Conduction mechanism of SnO2 semiconductors

[Foder]

Hello everybody and welcome to my first thread.

I have read several publications regarding this compound, and found that SnO2 behaves as n-type semiconductor (Eg 3.6 eV) when oxygen vacancies are present. Very summarized and simply put, I understood that this lack of oxygen atoms enhance the movility of the electrons (of the sorrounding Sn/O) which would interact with them (by 'them' I mean the absent oxygen atoms), allowing them to reach the conduction band when thermally activated, increasing the number of charge carriers. Wrong or rather not, my first request would be a better explanation of this, expanding what I have said or rather correcting it.
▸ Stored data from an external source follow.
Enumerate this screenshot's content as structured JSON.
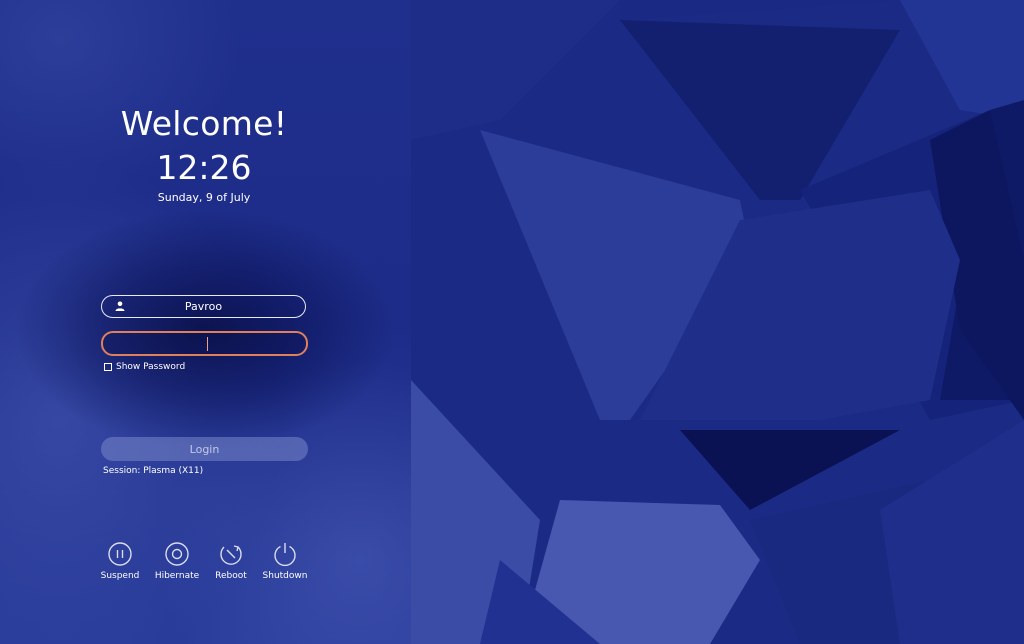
{
  "greeting": "Welcome!",
  "clock": {
    "time": "12:26",
    "date": "Sunday, 9 of July"
  },
  "login_form": {
    "username": "Pavroo",
    "password_value": "",
    "show_password_label": "Show Password",
    "show_password_checked": false,
    "login_label": "Login",
    "session_label": "Session: Plasma (X11)"
  },
  "power_actions": [
    {
      "label": "Suspend",
      "icon": "pause-icon"
    },
    {
      "label": "Hibernate",
      "icon": "disc-icon"
    },
    {
      "label": "Reboot",
      "icon": "reboot-icon"
    },
    {
      "label": "Shutdown",
      "icon": "power-icon"
    }
  ],
  "colors": {
    "background": "#1c2c86",
    "password_focus": "#e0805a",
    "login_button": "#7887c8"
  }
}
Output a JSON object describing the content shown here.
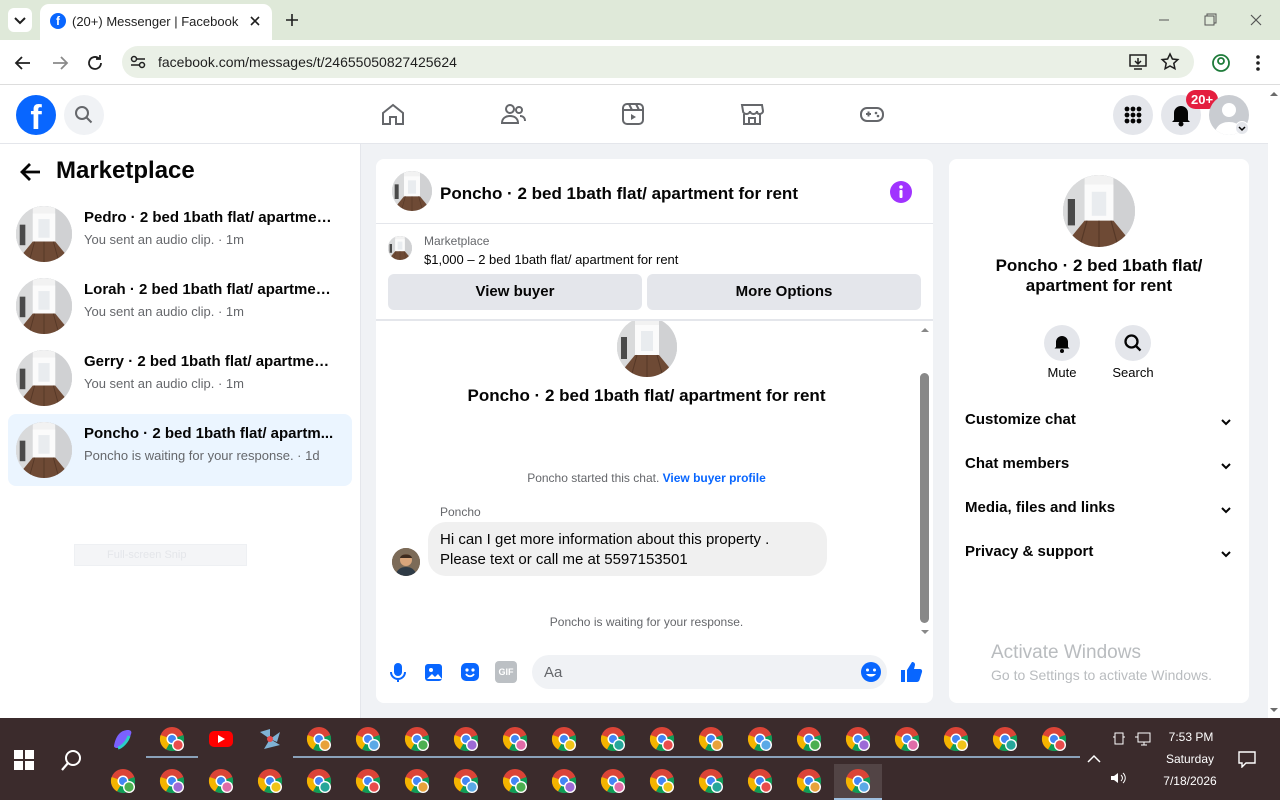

On a second plane, stoichiometric, defect-free SnO2 would be a normal insulator, with a high resistance value. Which would be the natural state of SnO2, insulator or semiconductor? I mean, the oxygen vacancies are natural or rather only attainable artificially when fabricating the crystal (on thin films, nanostructures, for example). What kind of SnO2 would I have, for example, in regular Ag/SnO2 contact materials (produced by powder metallurgy or internal oxidation)?

Thank you very much in advance.

 

[eljose79]

Thank you for your post and for your interest in SnO2. Your understanding of the behavior of SnO2 as a semiconductor is generally correct. Let me expand on it and address your questions.

Semiconductors are materials that have an energy gap between their valence band (where electrons are bound to atoms) and their conduction band (where electrons are free to move and conduct electricity). In a pure, defect-free SnO2 crystal, this energy gap is too large for electrons to easily jump from the valence band to the conduction band. This makes SnO2 a poor conductor and thus an insulator.

However, as you mentioned, when oxygen vacancies are present in the crystal, they can act as traps for electrons and allow them to move more easily from the valence band to the conduction band. This creates more charge carriers and increases the conductivity of the material, making it behave as a semiconductor. This is known as n-type doping, as the oxygen vacancies introduce extra negative charge carriers.

These oxygen vacancies can occur naturally in SnO2 crystals, but they are also intentionally created during the manufacturing process of certain applications, such as thin films or nanostructures. In regular Ag/SnO2 contact materials, the oxygen vacancies are also present due to the internal oxidation process used to produce them.

In summary, the natural state of SnO2 is as an insulator, but it can behave as a semiconductor when oxygen vacancies are present. The type of SnO2 you have in regular Ag/SnO2 contact materials would be a semiconductor due to the intentional introduction of oxygen vacancies.

I hope this helps clarify your understanding of SnO2. Please let me know if you have any further questions or would like me to expand on any points. Thank you for your interest in this topic.